Santa Monica, CA: The city attorney’s office announced its first successful prosecution of a business owner for failing to pay the city’s minimum wage and retaliating against an employee for asserting her wage rights. The retail shop owner must pay employee back wages, fines and complete community service hours.

Scheduling


New York: New statewide regulations were officially published Nov. 22 and are subject to a 45-day comment period before taking effect. The new rules are applicable to employers as defined under the state’s Miscellaneous Industries and Occupations wage law, which only applies to traditional retailers. Restaurants are covered under a separate statute, the Hospitality Industry wage law. The new “call-in” pay regulations will only impact retailers, while restaurant employers remain subject to the existing state regulations governing “call-in” pay.

Los Angeles: An opinion piece in the Los Angeles Times suggests that L.A. city or county government may take up restrictive scheduling in the near future. There have been rumors over the past year of potential legislative activity in L.A., following the path of San Francisco and Seattle. Similar legislation at the state level has failed to move, which may add additional motivation for local policymakers to take action.

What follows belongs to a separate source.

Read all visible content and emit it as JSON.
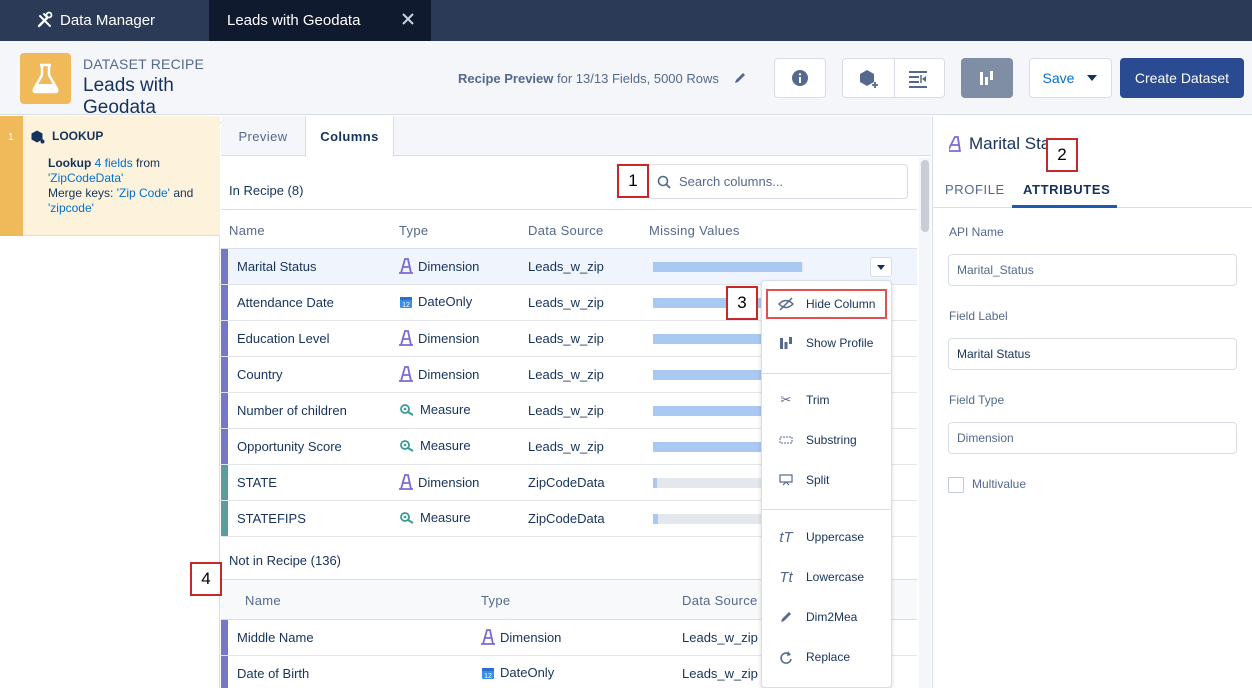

New York City: The city’s “fair workweek” laws went into effect Nov. 26. The city ordinances mandate that fast food employers provide 14 days advance notice of work schedules, offer new hours to existing employees prior to bringing on new workers, allow employees voluntary paycheck deductions to non-profits of their choice and prevent employers from scheduling employees for multiple shifts with less than 11 hours between shifts. The city law also calls for specific record keeping requirements for retailers as well as fast food employers.

Soda Taxes


Multnomah County, Ore.: Advocates announced that they have collected enough signatures to place a 1.5 cent per ounce tax on sugary drinks on the May 2018 ballot, but they made the strategic decision to wait for the November 2018 ballot, determining they have a better chance at passage with higher turnout in Portland and other areas of the county in November.

Tax Reform


U.S. Senate: The U.S. Senate’s tax reform legislation passed 51-49, as a result of last minute negotiations with key Republican Senators. The language that passed the Senate differs from what previously passed the U.S. House. The most likely path forward is that the bill will go to a conference committee and be voted on again in both chambers before it is advanced to the President’s desk.